Selon le communiqué, les contenus incriminés seraient susceptibles de constituer des infractions prévues et réprimées par le code pénal burkinabè, notamment « l’apologie du terrorisme » et « l’entreprise de démoralisation des Forces de défense et de sécurité ».
Face à « la gravité de tels faits », le Procureur du Faso indique avoir instruit l’ouverture immédiate d’une enquête judiciaire visant à identifier le ou les auteurs des publications ainsi que d’éventuels complices.
Le parquet rappelle que les articles 312-11 et 361-19 du code pénal prévoient des sanctions sévères pour ces infractions.
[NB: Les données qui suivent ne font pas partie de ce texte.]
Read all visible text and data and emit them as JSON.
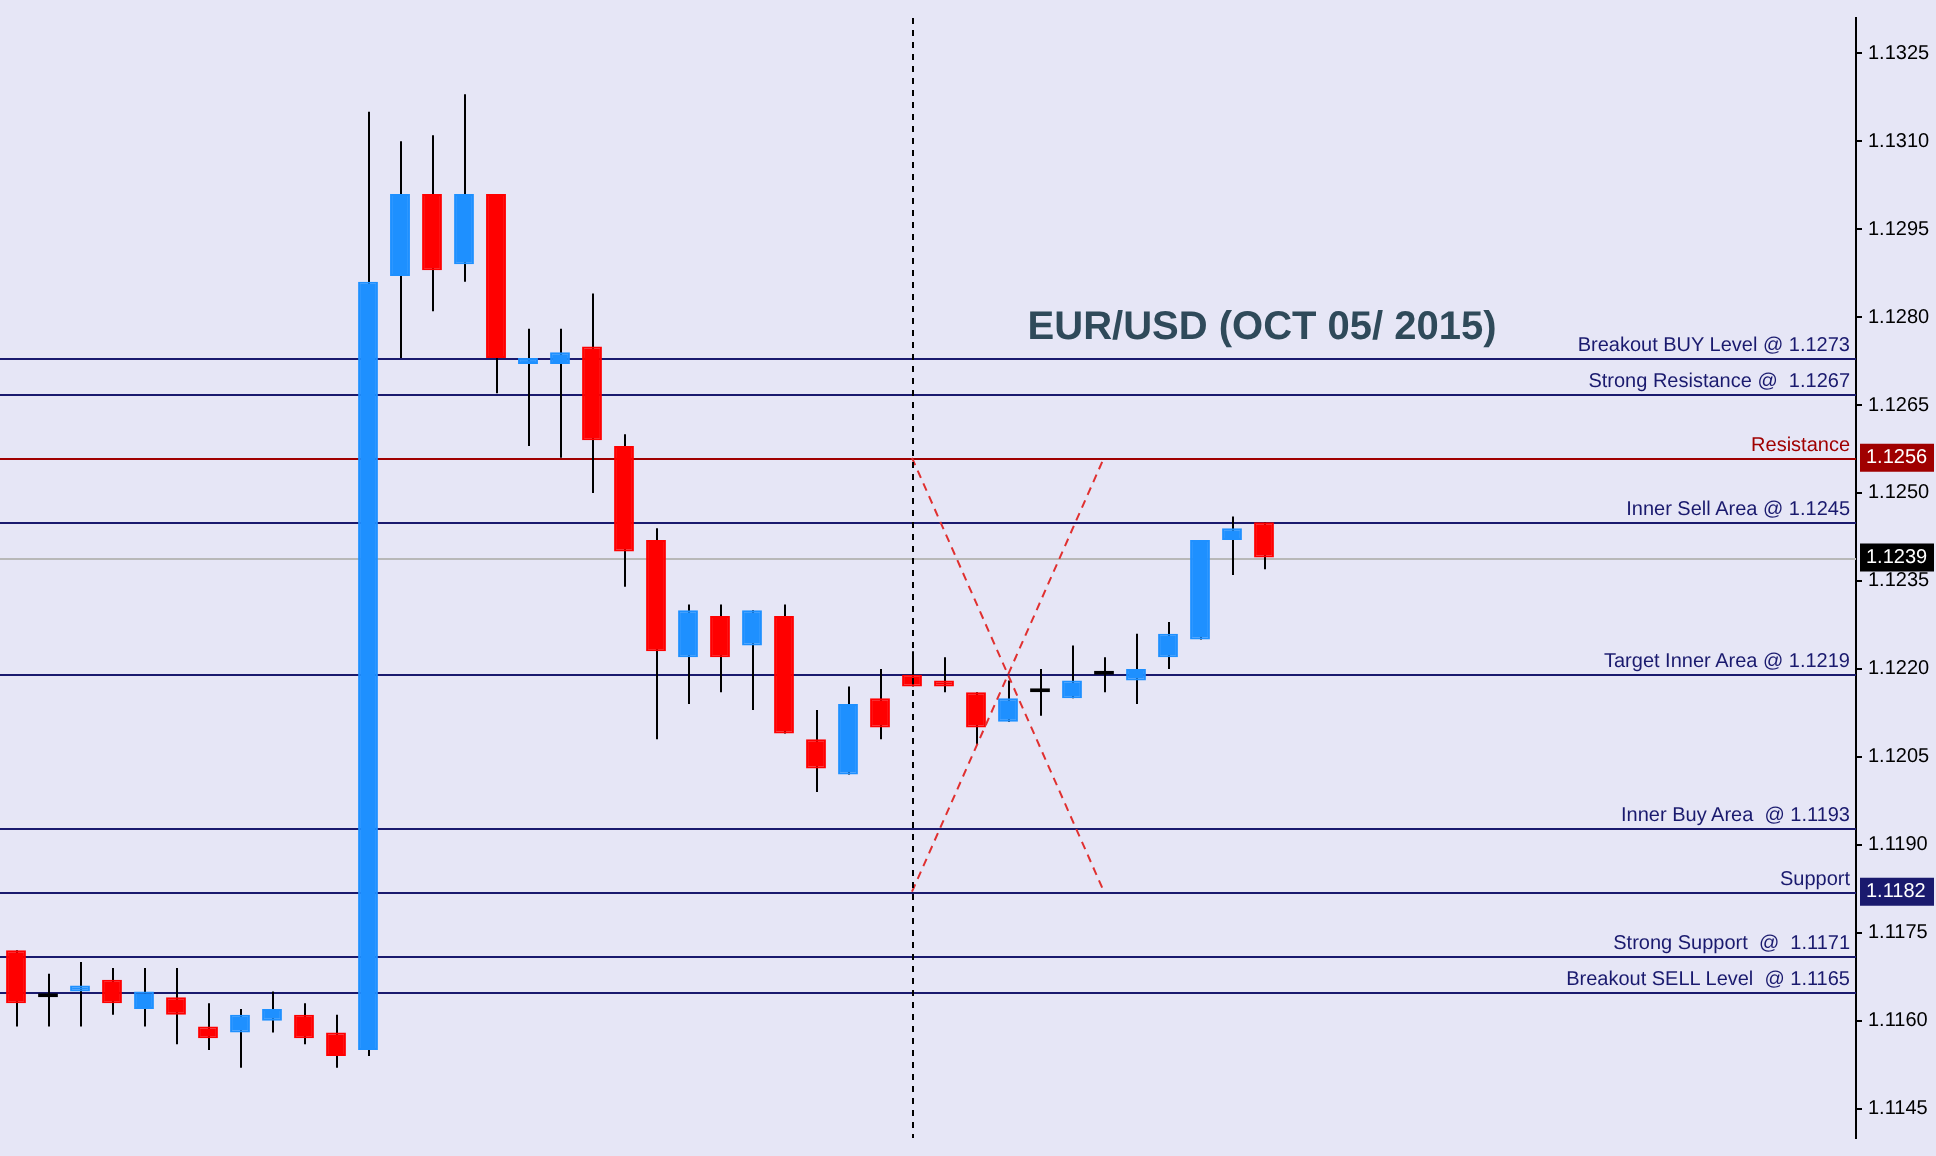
{
  "chart_data": {
    "type": "candlestick",
    "title": "EUR/USD (OCT 05/ 2015)",
    "categories": [
      null,
      null,
      null,
      null,
      null,
      null,
      null,
      null,
      null,
      null,
      null,
      null,
      null,
      null,
      null,
      null,
      null,
      null,
      null,
      null,
      null,
      null,
      null,
      null,
      null,
      null,
      null,
      null,
      null,
      null,
      null,
      null,
      null,
      null,
      null,
      null,
      null,
      null,
      null,
      null,
      null,
      null,
      null,
      null,
      null,
      null,
      null,
      null,
      null,
      null,
      null,
      null,
      null,
      null,
      null,
      null,
      null,
      null
    ],
    "ohlc": [
      [
        1.1172,
        1.1172,
        1.1159,
        1.1163
      ],
      [
        1.1164,
        1.1168,
        1.1159,
        1.1164
      ],
      [
        1.1165,
        1.117,
        1.1159,
        1.1166
      ],
      [
        1.1167,
        1.1169,
        1.1161,
        1.1163
      ],
      [
        1.1162,
        1.1169,
        1.1159,
        1.1165
      ],
      [
        1.1164,
        1.1169,
        1.1156,
        1.1161
      ],
      [
        1.1159,
        1.1163,
        1.1155,
        1.1157
      ],
      [
        1.1158,
        1.1162,
        1.1152,
        1.1161
      ],
      [
        1.116,
        1.1165,
        1.1158,
        1.1162
      ],
      [
        1.1161,
        1.1163,
        1.1156,
        1.1157
      ],
      [
        1.1158,
        1.1161,
        1.1152,
        1.1154
      ],
      [
        1.1155,
        1.1315,
        1.1154,
        1.1286
      ],
      [
        1.1287,
        1.131,
        1.1273,
        1.1301
      ],
      [
        1.1301,
        1.1311,
        1.1281,
        1.1288
      ],
      [
        1.1289,
        1.1318,
        1.1286,
        1.1301
      ],
      [
        1.1301,
        1.1301,
        1.1267,
        1.1273
      ],
      [
        1.1272,
        1.1278,
        1.1258,
        1.1273
      ],
      [
        1.1272,
        1.1278,
        1.1256,
        1.1274
      ],
      [
        1.1275,
        1.1284,
        1.125,
        1.1259
      ],
      [
        1.1258,
        1.126,
        1.1234,
        1.124
      ],
      [
        1.1242,
        1.1244,
        1.1208,
        1.1223
      ],
      [
        1.1222,
        1.1231,
        1.1214,
        1.123
      ],
      [
        1.1229,
        1.1231,
        1.1216,
        1.1222
      ],
      [
        1.1224,
        1.123,
        1.1213,
        1.123
      ],
      [
        1.1229,
        1.1231,
        1.1209,
        1.1209
      ],
      [
        1.1208,
        1.1213,
        1.1199,
        1.1203
      ],
      [
        1.1202,
        1.1217,
        1.1202,
        1.1214
      ],
      [
        1.1215,
        1.122,
        1.1208,
        1.121
      ],
      [
        1.1219,
        1.1223,
        1.1217,
        1.1217
      ],
      [
        1.1218,
        1.1222,
        1.1216,
        1.1217
      ],
      [
        1.1216,
        1.1216,
        1.1207,
        1.121
      ],
      [
        1.1211,
        1.1218,
        1.1211,
        1.1215
      ],
      [
        1.1216,
        1.122,
        1.1212,
        1.1216
      ],
      [
        1.1215,
        1.1224,
        1.1215,
        1.1218
      ],
      [
        1.1219,
        1.1222,
        1.1216,
        1.1219
      ],
      [
        1.1218,
        1.1226,
        1.1214,
        1.122
      ],
      [
        1.1222,
        1.1228,
        1.122,
        1.1226
      ],
      [
        1.1225,
        1.1242,
        1.1225,
        1.1242
      ],
      [
        1.1242,
        1.1246,
        1.1236,
        1.1244
      ],
      [
        1.1245,
        1.1245,
        1.1237,
        1.1239
      ],
      null,
      null,
      null,
      null,
      null,
      null,
      null,
      null,
      null,
      null,
      null,
      null,
      null,
      null,
      null,
      null,
      null,
      null
    ],
    "series": [
      {
        "type": "line",
        "color": "#e03030",
        "line_style": "dashed",
        "values": [
          null,
          null,
          null,
          null,
          null,
          null,
          null,
          null,
          null,
          null,
          null,
          null,
          null,
          null,
          null,
          null,
          null,
          null,
          null,
          null,
          null,
          null,
          null,
          null,
          null,
          null,
          null,
          null,
          1.1256,
          null,
          null,
          null,
          null,
          null,
          1.1182,
          null,
          null,
          null,
          null,
          null,
          null,
          null,
          null,
          null,
          null,
          null,
          null,
          null,
          null,
          null,
          null,
          null,
          null,
          null,
          null,
          null,
          null,
          null
        ]
      },
      {
        "type": "line",
        "color": "#e03030",
        "line_style": "dashed",
        "values": [
          null,
          null,
          null,
          null,
          null,
          null,
          null,
          null,
          null,
          null,
          null,
          null,
          null,
          null,
          null,
          null,
          null,
          null,
          null,
          null,
          null,
          null,
          null,
          null,
          null,
          null,
          null,
          null,
          1.1182,
          null,
          null,
          null,
          null,
          null,
          1.1256,
          null,
          null,
          null,
          null,
          null,
          null,
          null,
          null,
          null,
          null,
          null,
          null,
          null,
          null,
          null,
          null,
          null,
          null,
          null,
          null,
          null,
          null,
          null
        ]
      }
    ],
    "colors": [
      "#ff0000",
      "#000000",
      "#1e90ff",
      "#ff0000",
      "#1e90ff",
      "#ff0000",
      "#ff0000",
      "#1e90ff",
      "#1e90ff",
      "#ff0000",
      "#ff0000",
      "#1e90ff",
      "#1e90ff",
      "#ff0000",
      "#1e90ff",
      "#ff0000",
      "#1e90ff",
      "#1e90ff",
      "#ff0000",
      "#ff0000",
      "#ff0000",
      "#1e90ff",
      "#ff0000",
      "#1e90ff",
      "#ff0000",
      "#ff0000",
      "#1e90ff",
      "#ff0000",
      "#ff0000",
      "#ff0000",
      "#ff0000",
      "#1e90ff",
      "#000000",
      "#1e90ff",
      "#000000",
      "#1e90ff",
      "#1e90ff",
      "#1e90ff",
      "#1e90ff",
      "#ff0000",
      null,
      null,
      null,
      null,
      null,
      null,
      null,
      null,
      null,
      null,
      null,
      null,
      null,
      null,
      null,
      null,
      null,
      null
    ],
    "ylim": [
      1.114,
      1.1331
    ],
    "yticks": [
      1.1145,
      {
        "value": 1.116,
        "label": "1.1160"
      },
      1.1175,
      {
        "value": 1.119,
        "label": "1.1190"
      },
      1.1205,
      {
        "value": 1.122,
        "label": "1.1220"
      },
      1.1235,
      {
        "value": 1.125,
        "label": "1.1250"
      },
      1.1265,
      {
        "value": 1.128,
        "label": "1.1280"
      },
      1.1295,
      {
        "value": 1.131,
        "label": "1.1310"
      },
      1.1325
    ],
    "tick_labels": "y",
    "ref_lines": [
      {
        "axis": "y",
        "value": 1.1256,
        "label": "Resistance",
        "color": "#a00000"
      },
      {
        "axis": "y",
        "value": 1.1182,
        "label": "Support",
        "color": "#1a1a6e"
      },
      {
        "axis": "y",
        "value": 1.1239,
        "label": null,
        "color": "#b8b8b8"
      },
      {
        "axis": "y",
        "value": 1.1273,
        "label": "Breakout BUY Level @ 1.1273",
        "color": "#1a1a6e"
      },
      {
        "axis": "y",
        "value": 1.1267,
        "label": "Strong Resistance @  1.1267",
        "color": "#1a1a6e"
      },
      {
        "axis": "y",
        "value": 1.1245,
        "label": "Inner Sell Area @ 1.1245",
        "color": "#1a1a6e"
      },
      {
        "axis": "y",
        "value": 1.1219,
        "label": "Target Inner Area @ 1.1219",
        "color": "#1a1a6e"
      },
      {
        "axis": "y",
        "value": 1.1193,
        "label": "Inner Buy Area  @ 1.1193",
        "color": "#1a1a6e"
      },
      {
        "axis": "y",
        "value": 1.1171,
        "label": "Strong Support  @  1.1171",
        "color": "#1a1a6e"
      },
      {
        "axis": "y",
        "value": 1.1165,
        "label": "Breakout SELL Level  @ 1.1165",
        "color": "#1a1a6e"
      }
    ],
    "annotations": [
      {
        "text": "1.1256",
        "y": 1.1256
      },
      {
        "text": "1.1239",
        "y": 1.1239
      },
      {
        "text": "1.1182",
        "y": 1.1182
      }
    ]
  }
}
L’entreprise de démoralisation des Forces de défense et de sécurité est punie d’une peine d’emprisonnement allant de un à dix ans ainsi que d’une amende comprise entre 300 000 et 2 000 000 de francs CFA. Quant à l’apologie publique d’actes de terrorisme, elle est passible d’une peine d’un à dix ans d’emprisonnement et d’une amende allant de 1 000 000 à 10 000 000 de francs CFA.
Dans son communiqué, le parquet appelle également les citoyens à un « sens élevé de responsabilité » dans leurs prises de parole et publications, particulièrement sur les réseaux sociaux. Il met en garde les auteurs de discours jugés contraires à la loi, affirmant qu’ils « subiront la rigueur de la loi ».